主計町茶屋街は金沢市中心街の北部、浅野川大橋と中の橋の間に浅野川に面して続く茶屋街です。写真1,2は、主計町茶屋街の浅野川大橋から西側の通りの様子です。ここは地元の人でも知る人ぞ知る通好みのバーや割烹も建ち並ぶエリアですが、それらの暖簾や看板はひっそりと控えめで、いかにも隠れ家的な風情を醸し出しています。また、浅野川沿いにもさまざまな工夫がなされています。街灯は、写真1に見られるようにガス灯で、歴史的な街並みにあわせたものになっており、さらに、夜になると昼間とはちがったあたたかみのある風景をつくりあげ、川に沿って植えられた桜の木は、春になると桜並木がさらにしっとりとした情緒を漂わせるといいます。昼と夜、四季など、訪れる時間や時期によってまた違った街並みを楽しむことができるのも主計町茶屋街の大きな魅力かもしれません。

hayakawa_13.jpg (写真1)主計町茶屋街。川沿いにはガス灯や桜の木が植えられ、情緒ある街並みをつくりだしている。

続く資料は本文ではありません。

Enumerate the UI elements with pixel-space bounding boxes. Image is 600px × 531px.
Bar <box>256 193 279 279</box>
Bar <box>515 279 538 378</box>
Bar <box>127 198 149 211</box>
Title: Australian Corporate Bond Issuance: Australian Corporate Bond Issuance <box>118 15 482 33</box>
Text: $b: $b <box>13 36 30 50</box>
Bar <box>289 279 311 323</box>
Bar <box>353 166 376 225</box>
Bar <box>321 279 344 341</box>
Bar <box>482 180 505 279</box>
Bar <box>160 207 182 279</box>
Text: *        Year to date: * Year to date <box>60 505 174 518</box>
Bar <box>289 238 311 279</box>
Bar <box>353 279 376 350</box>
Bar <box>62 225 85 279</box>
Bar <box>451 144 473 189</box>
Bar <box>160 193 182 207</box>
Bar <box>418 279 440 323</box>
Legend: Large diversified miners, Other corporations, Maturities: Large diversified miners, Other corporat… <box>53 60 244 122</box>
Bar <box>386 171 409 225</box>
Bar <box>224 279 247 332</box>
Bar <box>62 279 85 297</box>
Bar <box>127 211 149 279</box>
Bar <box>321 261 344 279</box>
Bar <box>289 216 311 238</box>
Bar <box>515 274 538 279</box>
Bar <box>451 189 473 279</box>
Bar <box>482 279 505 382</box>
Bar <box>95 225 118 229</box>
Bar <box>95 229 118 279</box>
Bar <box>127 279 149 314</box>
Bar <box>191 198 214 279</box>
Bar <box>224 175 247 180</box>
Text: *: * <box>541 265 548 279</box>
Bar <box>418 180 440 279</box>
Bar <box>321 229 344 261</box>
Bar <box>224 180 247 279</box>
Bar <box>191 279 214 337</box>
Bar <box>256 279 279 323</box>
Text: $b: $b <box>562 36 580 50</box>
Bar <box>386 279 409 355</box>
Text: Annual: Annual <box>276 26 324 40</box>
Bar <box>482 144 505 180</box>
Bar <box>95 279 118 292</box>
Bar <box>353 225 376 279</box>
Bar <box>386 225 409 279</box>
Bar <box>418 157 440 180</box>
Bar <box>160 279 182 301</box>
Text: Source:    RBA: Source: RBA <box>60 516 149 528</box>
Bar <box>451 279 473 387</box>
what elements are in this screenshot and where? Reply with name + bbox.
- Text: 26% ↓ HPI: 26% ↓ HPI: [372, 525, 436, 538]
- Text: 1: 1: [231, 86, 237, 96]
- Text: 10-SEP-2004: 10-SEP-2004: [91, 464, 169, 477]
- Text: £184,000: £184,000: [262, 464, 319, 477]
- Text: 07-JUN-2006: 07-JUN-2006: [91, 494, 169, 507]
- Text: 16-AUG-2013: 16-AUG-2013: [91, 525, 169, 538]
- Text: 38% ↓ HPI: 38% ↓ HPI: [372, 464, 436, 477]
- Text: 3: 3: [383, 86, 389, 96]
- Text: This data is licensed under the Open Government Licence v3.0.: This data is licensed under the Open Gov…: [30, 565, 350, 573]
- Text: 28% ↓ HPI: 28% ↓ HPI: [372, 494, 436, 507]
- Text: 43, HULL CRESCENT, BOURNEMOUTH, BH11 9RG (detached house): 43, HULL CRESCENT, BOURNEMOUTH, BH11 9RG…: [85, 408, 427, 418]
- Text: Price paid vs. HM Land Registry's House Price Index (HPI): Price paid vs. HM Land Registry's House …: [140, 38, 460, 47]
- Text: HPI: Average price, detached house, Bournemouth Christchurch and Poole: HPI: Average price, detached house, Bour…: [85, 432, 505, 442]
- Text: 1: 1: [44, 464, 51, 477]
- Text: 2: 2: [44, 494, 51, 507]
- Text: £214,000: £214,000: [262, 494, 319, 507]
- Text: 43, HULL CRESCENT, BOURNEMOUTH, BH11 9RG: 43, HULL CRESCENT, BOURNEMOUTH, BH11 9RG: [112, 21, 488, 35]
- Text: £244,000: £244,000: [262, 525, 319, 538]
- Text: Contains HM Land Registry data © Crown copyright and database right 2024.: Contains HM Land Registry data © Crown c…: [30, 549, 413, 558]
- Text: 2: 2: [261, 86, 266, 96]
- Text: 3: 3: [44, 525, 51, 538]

hayakawa_14.jpg (写真2)通好みの割烹や茶屋が建ち並ぶ。


写真3は暗がり坂です。尾張町にある久保市乙剣宮から主計町の路地裏へ抜ける坂道で、その薄暗さから暗がり坂と呼ばれています。暗い道というのは時折敬遠されがちですが、むしろこの薄暗さが路地裏には良い雰囲気をだしていて、かつてのお茶屋を訪ねる旦那衆がそうしたと言われるように、人目を忍んでこの坂道を通り抜けているような気分になることができます。

hayakawa_15.jpg (写真3)尾張町から主計町茶屋街へ抜ける暗がり坂。


金沢という町は、市内全域に歴史的な雰囲気を味わうことのできる街並みが存在していて、その街並みのおかげで自分も当時の人になったかのように味わうことができるのが素敵なところです。地域として昔ながらの町を保存していく、それは決して容易なことではりませんが、その努力の賜物として、金沢でしか味わえない街並みを味わうことができるのだと思います。ぜひ金沢を訪れる時は、自分の足で歩いて、昔の人々になりきって散策してみてはいかがでしょうか。